Et vous, comment expérimentez-vous cette "aventure" théâtrale ?

Eduardo Maceda : Moi, je m'amuse énormément. Bon, au début, ça a été un peu laborieux, cela m'a beaucoup coûté. Et puis au fur et à mesure, on s'habitue, et on finit par s'amuser. C'est un spectacle qui se vit pleinement, et jouer aux côté d'aveugles, c'est merveilleux. Enfin ... il n'y a pas de mots.

Pensez-vous que l'artiste de théâtre ait un devoir ?
Marcello : Que la pièce cherche à dire quelque chose ? Oui. Je crois. Surtout avec ce type de théâtre. Que cela change quelque chose. Certaines personnes prennent conscience de la chance qu'ils ont de voir. Oui, je pense que oui.

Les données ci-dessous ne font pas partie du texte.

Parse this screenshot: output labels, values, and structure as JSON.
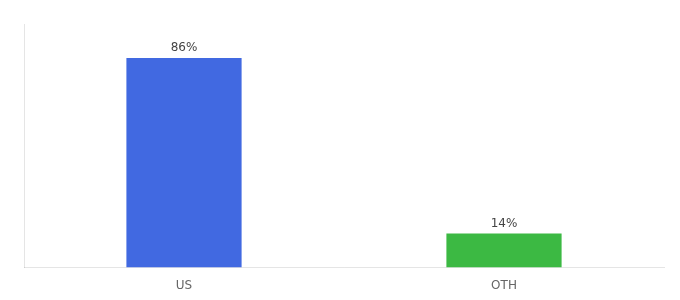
{
  "chart_data": {
    "type": "bar",
    "categories": [
      "US",
      "OTH"
    ],
    "values": [
      86,
      14
    ],
    "value_labels": [
      "86%",
      "14%"
    ],
    "colors": [
      "#4169e1",
      "#3cb943"
    ],
    "ylim": [
      0,
      100
    ],
    "grid": false,
    "data_labels": true,
    "tick_labels": "x"
  }
}
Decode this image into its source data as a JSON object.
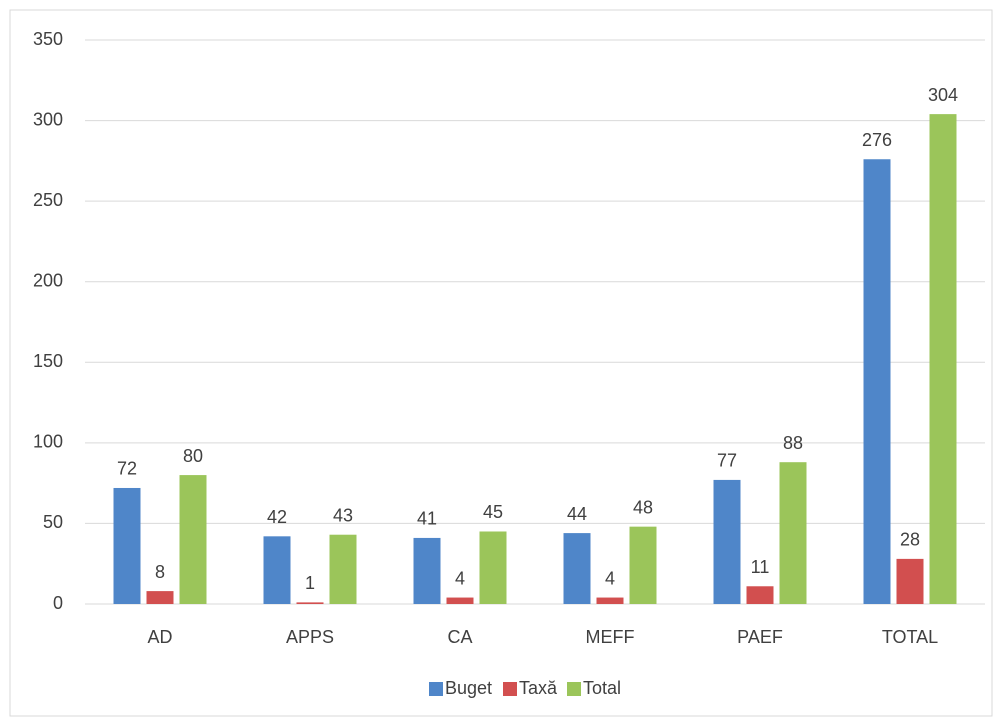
{
  "chart_data": {
    "type": "bar",
    "categories": [
      "AD",
      "APPS",
      "CA",
      "MEFF",
      "PAEF",
      "TOTAL"
    ],
    "series": [
      {
        "name": "Buget",
        "color": "#4f86c9",
        "values": [
          72,
          42,
          41,
          44,
          77,
          276
        ]
      },
      {
        "name": "Taxă",
        "color": "#d24f4f",
        "values": [
          8,
          1,
          4,
          4,
          11,
          28
        ]
      },
      {
        "name": "Total",
        "color": "#9bc55a",
        "values": [
          80,
          43,
          45,
          48,
          88,
          304
        ]
      }
    ],
    "ylim": [
      0,
      350
    ],
    "yticks": [
      0,
      50,
      100,
      150,
      200,
      250,
      300,
      350
    ],
    "grid": true,
    "legend": "bottom"
  }
}
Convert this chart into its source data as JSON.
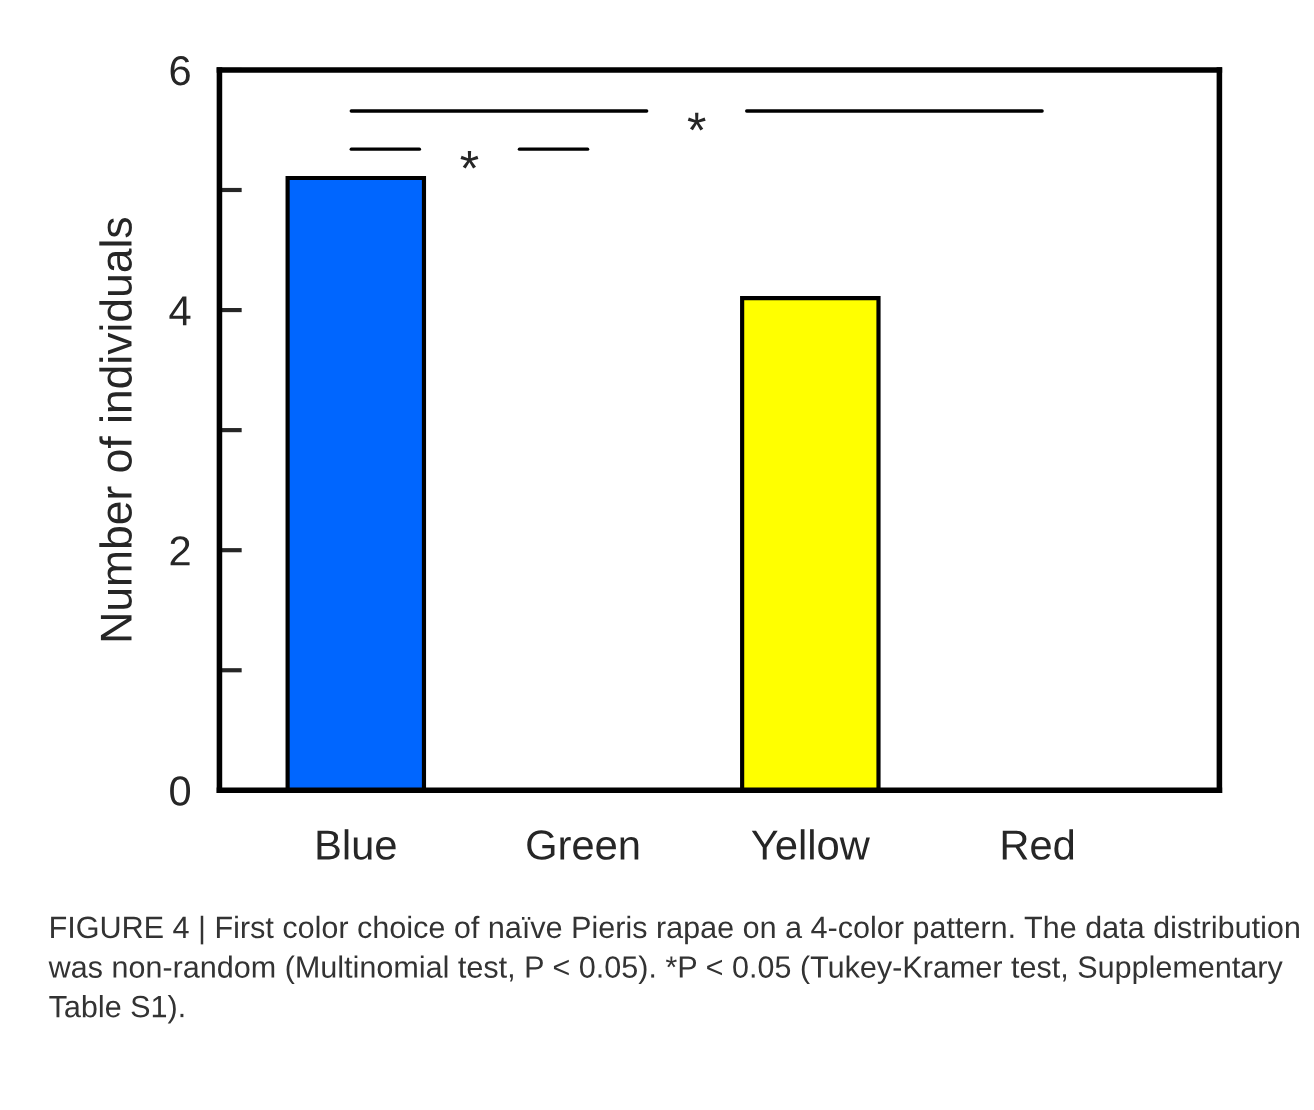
{
  "chart_data": {
    "type": "bar",
    "ylabel": "Number of individuals",
    "categories": [
      "Blue",
      "Green",
      "Yellow",
      "Red"
    ],
    "values": [
      5.1,
      0,
      4.1,
      0
    ],
    "colors": [
      "#0066ff",
      "#ffffff",
      "#ffff00",
      "#ffffff"
    ],
    "ylim": [
      0,
      6
    ],
    "yticks": [
      0,
      {
        "value": 1,
        "label": null
      },
      2,
      {
        "value": 3,
        "label": null
      },
      4,
      {
        "value": 5,
        "label": null
      },
      6
    ],
    "annotations": [
      "*",
      "*",
      "FIGURE 4 | First color choice of naïve Pieris rapae on a 4-color pattern. The data distribution was non-random (Multinomial test, P < 0.05). *P < 0.05 (Tukey-Kramer test, Supplementary Table S1)."
    ]
  }
}
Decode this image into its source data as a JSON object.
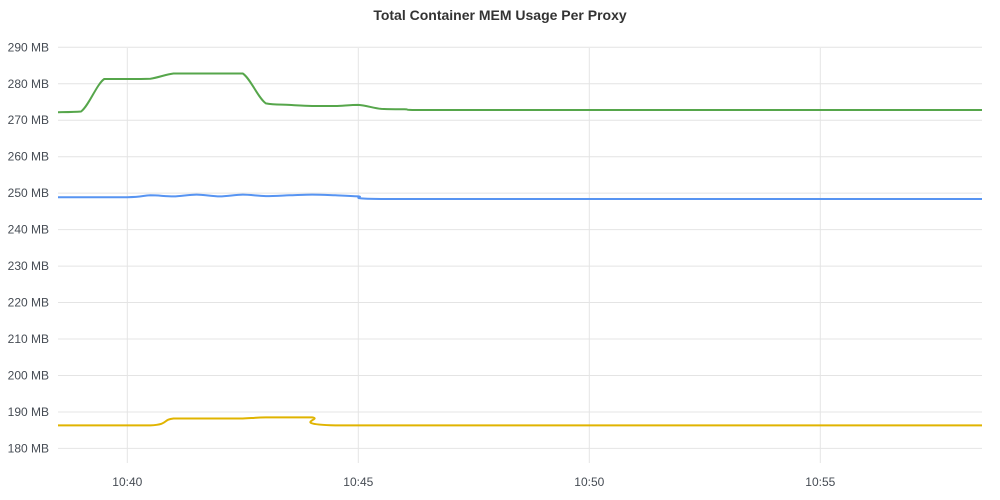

Pour finir, que pensez-vous que le théâtre aveugle puisse apporter aux gens ?
Gerardo : C'est une rencontre avec soi-même. C'est une expérience unique et très personnelle au fond, car on est tout seul dans l'obscurité. Il y a un véritable cheminement intérieur. Cela permet de développer l'imagination, et à chacun de dessiner son propre personnage, de se créer son espace personnel, etc... les réactions sont à chaque fois différentes.
Laura Cuffini : Moi, je crois que ce type de pièce, dans l'obscurité, permet avant tout l'intégration. Je ne sais pas ce que c'est que d'être aveugle, je n'en ai pas la moindre idée. Mais il y a une nécessité chez chacun de transformer la réalité. Certains, lorsqu'ils sont confrontés à l'obscurité totale, sortent en disant : "c'est horrible d'être aveugle". Oui, vraiment. Mais c'est une contingence de la vie, on ne la décide pas. Et rester avec cette idée, c'est ne pas avoir réellement profité de cette expérience. Un aveugle, c'est une personne à part entière avec un sens en moins.
Alors ce spectacle permet une intégration du spectateur auprès de nous, les acteurs. On est tous égaux dans l'obscurité. Il n'y a plus de différence. C'est la caractéristique de ce type de théâtre, dans le noir, et cela me paraît très précieux. Cela permet à chacun de savoir ce que c'est que d'être aveugle, de se rendre compte de la chance que c'est que d'avoir la vue, combien la vie en est facilitée.
Francisco : Ce qui est important c'est qu'à la fin, chaque spectateur a vu sa propre pièce. C'est fondamental. Chacun a imaginé ses personnages, son île, etc... et la plupart du temps, c'est très différent. C'est en ça que ça n'a rien ça voir avec d'autres pièces ou le cinéma, où il y a le seul point de vue du metteur-en-scène. Ce qui pour lui est moche est rendu moche, ce qui pour lui est vieux est rendu vieux, etc ... ici c'est toi qui choisis à quoi ressemble ton île.